Late in March they issued their Notice of Decision and final Environmental Assessment. Rather than selecting the preferred alternative of the draft Environmental Assessment, they chose a modified version of the alternative favored by most Riptonites. They chose to construct a new 1.9-mile trail parallel to FR 54 for snowmobiles and skiers. The alternative they initially favored but rejected in the final Environmental Assessment would have had a new permanent snowmobile and ski trail corridor running 2.1 miles from Spruce Lodge in South Lincoln over the Cobb Hill ridge and through mature, remote, unfragmented forest to join the Alphonse Quesnel snowmobile trail at Chip Stokes Road (FR 233).
Removing snowmobilers and skiers from FR 54 allows for safe winter vehicular access on FR 54 for one year-round resident and 8 seasonal camp owners by USFS permit on a case by case basis. Plowing and its costs would be borne by permit holders. Multiple use travel would continue on 0.3 miles of FR 54 from Spruce Lodge in South Lincoln to Eagles Nest Road and across a private inholding.
The selected alternative also calls for commercial timber harvest of 926 acres, rather than the 1219 acres proposed for treatment in the draft Environmental Assessment.
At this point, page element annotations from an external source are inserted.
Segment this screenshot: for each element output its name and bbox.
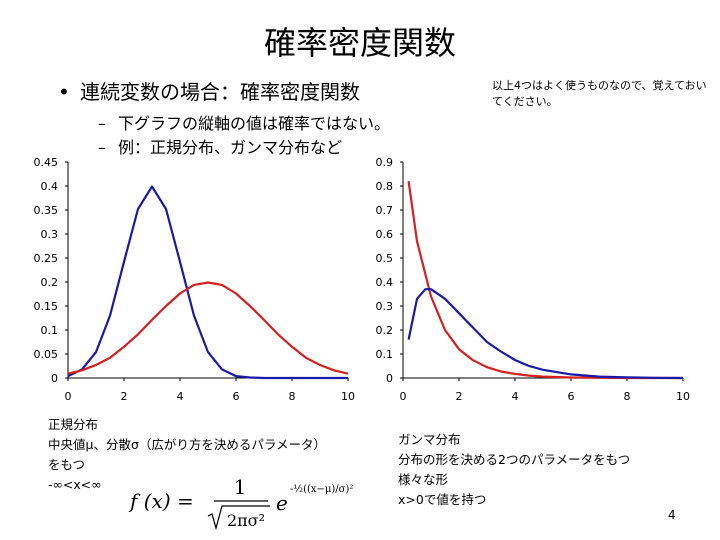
normal-caption-line: をもつ — [48, 457, 86, 472]
y-tick-label: 0.15 — [34, 300, 59, 313]
formula-numerator: 1 — [234, 475, 247, 499]
x-tick-label: 2 — [121, 390, 128, 403]
sub-item-1: – 下グラフの縦軸の値は確率ではない。 — [98, 110, 390, 134]
normal-pdf-formula: f (x) = 1 2πσ² e -½((x−μ)/σ)² — [128, 475, 353, 531]
y-tick-label: 0.4 — [376, 276, 394, 289]
dash: – — [98, 138, 106, 157]
page-number: 4 — [668, 508, 676, 522]
y-tick-label: 0 — [386, 372, 393, 385]
normal-distribution-chart: 0 0.05 0.1 0.15 0.2 0.25 0.3 0.35 0.4 0.45 0 2 4 6 8 10 — [34, 156, 356, 403]
gamma-distribution-chart: 0 0.1 0.2 0.3 0.4 0.5 0.6 0.7 0.8 0.9 0 2 4 6 8 10 — [376, 156, 691, 403]
sqrt-sign — [207, 505, 270, 531]
sub-item-1-text: 下グラフの縦軸の値は確率ではない。 — [118, 114, 391, 133]
x-tick-label: 8 — [289, 390, 296, 403]
y-tick-label: 0.3 — [376, 300, 394, 313]
y-tick-label: 0.5 — [376, 252, 394, 265]
x-tick-label: 6 — [568, 390, 575, 403]
bullet-dot: • — [58, 80, 70, 104]
y-tick-label: 0.1 — [41, 324, 59, 337]
gamma-caption: ガンマ分布 分布の形を決める2つのパラメータをもつ 様々な形 x>0で値を持つ — [398, 430, 630, 510]
normal-caption: 正規分布 中央値μ、分散σ（広がり方を決めるパラメータ） をもつ -∞<x<∞ — [48, 415, 326, 495]
y-tick-label: 0.8 — [376, 180, 394, 193]
x-tick-label: 8 — [624, 390, 631, 403]
x-tick-label: 0 — [65, 390, 72, 403]
side-note: 以上4つはよく使うものなので、覚えておいてください。 — [492, 79, 707, 108]
y-tick-label: 0.2 — [41, 276, 59, 289]
gamma-caption-line: ガンマ分布 — [398, 432, 461, 447]
y-tick-label: 0.1 — [376, 348, 394, 361]
x-tick-label: 10 — [676, 390, 690, 403]
dash: – — [98, 114, 106, 133]
y-tick-label: 0.3 — [41, 228, 59, 241]
y-tick-label: 0.45 — [34, 156, 59, 169]
main-bullet: • 連続変数の場合：確率密度関数 — [58, 76, 360, 105]
formula-lhs: f (x) = — [128, 489, 194, 513]
x-tick-label: 4 — [177, 390, 184, 403]
series-line-blue — [67, 185, 348, 380]
gamma-caption-line: 様々な形 — [398, 472, 449, 487]
normal-caption-line: -∞<x<∞ — [48, 477, 102, 492]
normal-caption-line: 正規分布 — [48, 417, 99, 432]
y-tick-label: 0.05 — [34, 348, 59, 361]
series-line-red — [407, 181, 683, 380]
y-tick-label: 0.35 — [34, 204, 59, 217]
y-tick-label: 0.9 — [376, 156, 394, 169]
series-line-red — [67, 281, 349, 375]
y-tick-label: 0 — [51, 372, 58, 385]
formula-base: e — [276, 491, 288, 515]
formula-exponent: -½((x−μ)/σ)² — [290, 484, 353, 495]
x-tick-label: 2 — [456, 390, 463, 403]
page-title: 確率密度関数 — [263, 24, 456, 62]
gamma-caption-line: 分布の形を決める2つのパラメータをもつ — [398, 452, 631, 467]
y-tick-label: 0.4 — [41, 180, 59, 193]
series-line-blue — [407, 288, 684, 380]
y-tick-label: 0.6 — [376, 228, 394, 241]
sub-item-2-text: 例：正規分布、ガンマ分布など — [118, 138, 343, 157]
formula-denominator: 2πσ² — [227, 511, 265, 530]
x-tick-label: 10 — [341, 390, 355, 403]
normal-caption-line: 中央値μ、分散σ（広がり方を決めるパラメータ） — [48, 437, 327, 452]
x-tick-label: 6 — [233, 390, 240, 403]
y-tick-label: 0.25 — [34, 252, 59, 265]
x-tick-label: 0 — [400, 390, 407, 403]
sub-item-2: – 例：正規分布、ガンマ分布など — [98, 134, 342, 158]
main-bullet-text: 連続変数の場合：確率密度関数 — [80, 80, 360, 104]
x-tick-label: 4 — [512, 390, 519, 403]
y-tick-label: 0.2 — [376, 324, 394, 337]
y-tick-label: 0.7 — [376, 204, 394, 217]
gamma-caption-line: x>0で値を持つ — [398, 492, 487, 507]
An additional 231 acres will be treated noncommercially for timber stand improvement, aspen regeneration, and apple tree release to benefit wildlife. Early successional habitat amounting to 286 acres will be created through new permanent upland openings or through treatment of existing openings to enhance habitat diversity for wildlife like deer and chestnut-sided warblers that favor shrubby growth. Openings will be limited to 10 acres or less.
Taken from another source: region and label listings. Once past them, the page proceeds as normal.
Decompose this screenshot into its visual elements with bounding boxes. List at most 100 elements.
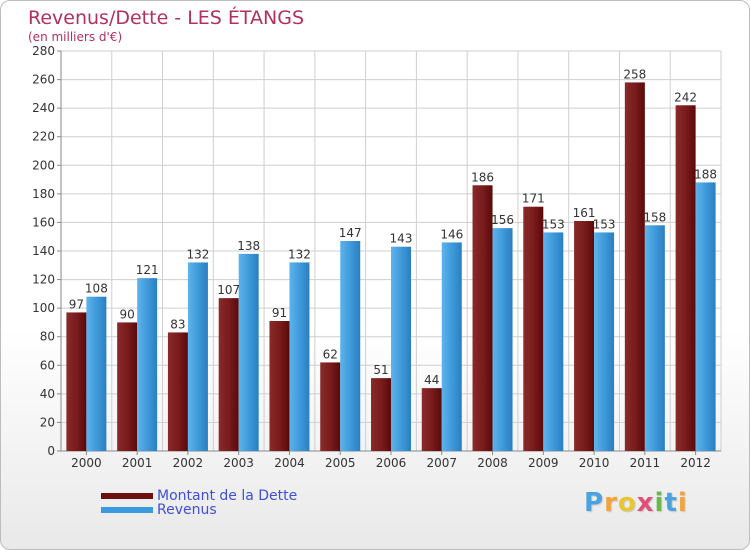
- data-label: 161: [573, 206, 596, 220]
- y-tick-label: 40: [40, 387, 55, 401]
- bar-dette: [624, 82, 645, 451]
- bar-dette: [269, 321, 290, 451]
- bar-revenus: [238, 253, 259, 451]
- y-tick-label: 240: [32, 101, 55, 115]
- y-tick-label: 280: [32, 44, 55, 58]
- data-label: 51: [373, 363, 388, 377]
- logo-letter: P: [584, 488, 605, 518]
- y-tick-label: 180: [32, 187, 55, 201]
- data-label: 156: [491, 213, 514, 227]
- bar-revenus: [594, 232, 615, 451]
- bar-revenus: [187, 262, 208, 451]
- bar-dette: [421, 388, 442, 451]
- legend-swatch-dette: [101, 493, 153, 499]
- data-label: 108: [85, 282, 108, 296]
- data-label: 107: [217, 283, 240, 297]
- bar-revenus: [492, 228, 513, 451]
- data-label: 153: [593, 217, 616, 231]
- x-tick-label: 2004: [274, 456, 305, 470]
- data-label: 62: [323, 347, 338, 361]
- x-tick-label: 2008: [477, 456, 508, 470]
- data-label: 121: [136, 263, 159, 277]
- bar-revenus: [644, 225, 665, 451]
- bar-revenus: [86, 296, 107, 451]
- x-tick-label: 2000: [71, 456, 102, 470]
- bar-revenus: [289, 262, 310, 451]
- logo-letter: r: [604, 488, 618, 518]
- y-tick-label: 220: [32, 130, 55, 144]
- data-label: 132: [186, 247, 209, 261]
- bars: [66, 82, 716, 452]
- legend-label-revenus: Revenus: [157, 502, 217, 518]
- logo-letter: i: [677, 488, 688, 518]
- data-label: 83: [170, 317, 185, 331]
- data-label: 97: [69, 297, 84, 311]
- y-tick-label: 140: [32, 244, 55, 258]
- data-label: 188: [694, 167, 717, 181]
- data-label: 153: [542, 217, 565, 231]
- bar-dette: [117, 322, 138, 451]
- data-label: 147: [339, 226, 362, 240]
- x-tick-label: 2005: [325, 456, 356, 470]
- data-label: 143: [390, 232, 413, 246]
- legend-label-dette: Montant de la Dette: [157, 488, 298, 504]
- logo-letter: i: [654, 488, 665, 518]
- data-label: 44: [424, 373, 439, 387]
- bar-revenus: [391, 246, 411, 451]
- bar-dette: [472, 185, 493, 452]
- data-label: 146: [440, 227, 463, 241]
- bar-revenus: [695, 182, 716, 451]
- logo-letter: x: [636, 488, 655, 518]
- data-label: 242: [674, 90, 697, 104]
- bar-dette: [218, 298, 239, 451]
- x-tick-label: 2007: [426, 456, 457, 470]
- logo-letter: t: [664, 488, 678, 518]
- bar-dette: [167, 332, 188, 451]
- legend-item-revenus: Revenus: [101, 502, 217, 518]
- data-label: 258: [623, 67, 646, 81]
- bar-dette: [574, 221, 595, 451]
- data-label: 158: [643, 210, 666, 224]
- data-label: 138: [237, 239, 260, 253]
- y-tick-label: 20: [40, 415, 55, 429]
- data-label: 90: [120, 307, 135, 321]
- x-tick-label: 2006: [376, 456, 407, 470]
- x-tick-label: 2012: [680, 456, 711, 470]
- bar-revenus: [441, 242, 462, 451]
- y-tick-label: 160: [32, 215, 55, 229]
- bar-revenus: [543, 232, 564, 451]
- bar-dette: [66, 312, 87, 451]
- y-tick-label: 100: [32, 301, 55, 315]
- proxiti-logo: Proxiti: [584, 488, 688, 518]
- x-tick-label: 2003: [223, 456, 254, 470]
- chart-title: Revenus/Dette - LES ÉTANGS: [28, 7, 305, 29]
- data-label: 171: [522, 192, 545, 206]
- legend-swatch-revenus: [101, 507, 153, 513]
- y-tick-label: 200: [32, 158, 55, 172]
- x-tick-label: 2010: [579, 456, 610, 470]
- legend-item-dette: Montant de la Dette: [101, 488, 297, 504]
- bar-dette: [523, 206, 544, 451]
- y-tick-label: 260: [32, 73, 55, 87]
- x-tick-label: 2002: [173, 456, 204, 470]
- x-tick-label: 2001: [122, 456, 153, 470]
- bar-dette: [675, 105, 696, 452]
- data-label: 186: [471, 170, 494, 184]
- data-label: 132: [288, 247, 311, 261]
- y-tick-label: 60: [40, 358, 55, 372]
- y-tick-label: 0: [47, 444, 55, 458]
- bar-revenus: [137, 278, 158, 451]
- logo-letter: o: [617, 488, 637, 518]
- chart-subtitle: (en milliers d'€): [28, 30, 123, 44]
- bar-dette: [320, 362, 341, 451]
- bar-revenus: [340, 241, 361, 451]
- y-tick-label: 80: [40, 330, 55, 344]
- x-tick-label: 2011: [630, 456, 661, 470]
- x-tick-label: 2009: [528, 456, 559, 470]
- data-label: 91: [272, 306, 287, 320]
- bar-dette: [371, 378, 391, 451]
- y-tick-label: 120: [32, 273, 55, 287]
The decision takes into account the wishes of Riptonites to protect a swath of unfragmented forest, important for aesthetics and for production of migratory songbirds. The decision also takes into account the need to protect a threatened plant species that grows in several places along FR 54. The USFS’ encouragement of public participation and the choice of an alternative other than the preferred alternative indicates a willingness by the USFS to listen to and act on public opinion that is rare indeed these days.
Warren King
1 comment:
Thank you, Warren, for explaining that so clearly. Although I received several phone book size information packets from the USFS about this project, I really didn't understand it very well!